Tuntutan tersebut dibacakan Jaksa Penuntut Umum (JPU) Yunita Pasaribu dalam sidang yang digelar secara daring di pengadilan, Kamis (9/7/2026). Dalam persidangan itu, kedua orang tua korban turut hadir dan tampak tak kuasa menahan haru usai mendengar tuntutan maksimal yang diajukan jaksa.
Kajari Padang Lawas Utara Muhamad Junaidi melalui Pelaksana Harian Kepala Seksi Intelijen, Juanda Fadli, mengatakan tuntutan pidana mati diajukan setelah jaksa meyakini seluruh unsur tindak pidana telah terbukti berdasarkan fakta-fakta yang terungkap selama persidangan.
"Surat tuntutan disusun berdasarkan fakta-fakta hukum yang terungkap selama proses persidangan, keterangan para saksi, alat bukti yang sah, serta keterangan terdakwa," ujar Juanda dalam keterangannya.
Jaksa menilai terdakwa terbukti melakukan pembunuhan berencana sebagaimana diatur dalam Pasal 459 Undang-Undang Nomor 1 Tahun 2023 tentang KUHP.
Menurut Kejari, peristiwa itu terjadi pada Minggu (21/12/2025) sekitar pukul 03.00 WIB di Desa Batang Baruhar Julu, Kecamatan Padang Bolak, Kabupaten Padang Lawas Utara.
Juanda menyebut terdapat sejumlah alasan yang memberatkan sehingga jaksa meminta majelis hakim menjatuhkan pidana maksimal.
"Pertimbangan utama kami adalah perbuatan terdakwa dilakukan dengan cara yang kejam dan sadis, serta didasari niat jahat yang sengaja dilakukan hingga mengakibatkan anak korban meninggal dunia," katanya.
Selain itu, perbuatan terdakwa dinilai telah menimbulkan keresahan luas di tengah masyarakat dan memicu perhatian publik.

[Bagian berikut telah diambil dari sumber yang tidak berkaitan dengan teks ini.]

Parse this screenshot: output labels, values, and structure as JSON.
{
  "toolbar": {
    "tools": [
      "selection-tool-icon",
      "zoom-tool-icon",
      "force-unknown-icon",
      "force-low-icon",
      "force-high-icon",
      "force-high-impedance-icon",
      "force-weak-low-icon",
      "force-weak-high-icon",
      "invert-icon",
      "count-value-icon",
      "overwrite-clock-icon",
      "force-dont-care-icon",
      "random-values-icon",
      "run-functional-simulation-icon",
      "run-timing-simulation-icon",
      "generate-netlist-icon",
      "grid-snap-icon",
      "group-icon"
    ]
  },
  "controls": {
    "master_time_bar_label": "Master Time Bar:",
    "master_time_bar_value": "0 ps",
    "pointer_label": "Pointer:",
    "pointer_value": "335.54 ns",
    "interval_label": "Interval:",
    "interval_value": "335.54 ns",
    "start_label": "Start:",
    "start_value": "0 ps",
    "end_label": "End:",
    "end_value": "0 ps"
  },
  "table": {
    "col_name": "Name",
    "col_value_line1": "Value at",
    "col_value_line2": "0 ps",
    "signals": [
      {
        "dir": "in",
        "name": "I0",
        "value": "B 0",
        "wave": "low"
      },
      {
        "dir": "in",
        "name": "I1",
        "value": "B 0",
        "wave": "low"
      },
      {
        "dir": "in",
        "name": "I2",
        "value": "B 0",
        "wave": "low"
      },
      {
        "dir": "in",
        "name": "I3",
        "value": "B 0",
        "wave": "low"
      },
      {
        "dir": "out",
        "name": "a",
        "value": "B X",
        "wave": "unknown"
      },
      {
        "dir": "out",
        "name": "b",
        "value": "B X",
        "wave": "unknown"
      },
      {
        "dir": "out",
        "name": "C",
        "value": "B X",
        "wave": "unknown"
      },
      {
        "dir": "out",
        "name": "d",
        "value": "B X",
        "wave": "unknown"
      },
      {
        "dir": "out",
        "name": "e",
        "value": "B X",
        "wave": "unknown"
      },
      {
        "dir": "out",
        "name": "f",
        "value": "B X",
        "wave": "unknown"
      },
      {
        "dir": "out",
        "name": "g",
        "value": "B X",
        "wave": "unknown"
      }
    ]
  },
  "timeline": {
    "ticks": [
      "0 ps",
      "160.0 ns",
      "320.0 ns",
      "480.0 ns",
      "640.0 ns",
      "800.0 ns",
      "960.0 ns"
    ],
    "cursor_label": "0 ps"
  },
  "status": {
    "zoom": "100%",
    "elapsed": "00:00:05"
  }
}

Jaksa juga meminta majelis hakim menetapkan barang bukti dirampas untuk dimusnahkan, sedangkan biaya perkara dibebankan kepada negara. Sidang selanjutnya akan memasuki agenda pembacaan nota pembelaan (pleidoi) dari terdakwa maupun penasihat hukumnya sebelum majelis hakim menjatuhkan putusan.
Di luar persidangan, puluhan warga mendatangi Kantor Kejari Padang Lawas Utara untuk mengikuti perkembangan perkara. Mereka menyampaikan apresiasi atas tuntutan pidana mati yang diajukan jaksa terhadap terdakwa.
Meski demikian, Kejari mengimbau masyarakat tetap menghormati proses hukum yang masih berjalan dan mengedepankan asas praduga tak bersalah hingga adanya putusan pengadilan yang berkekuatan hukum tetap.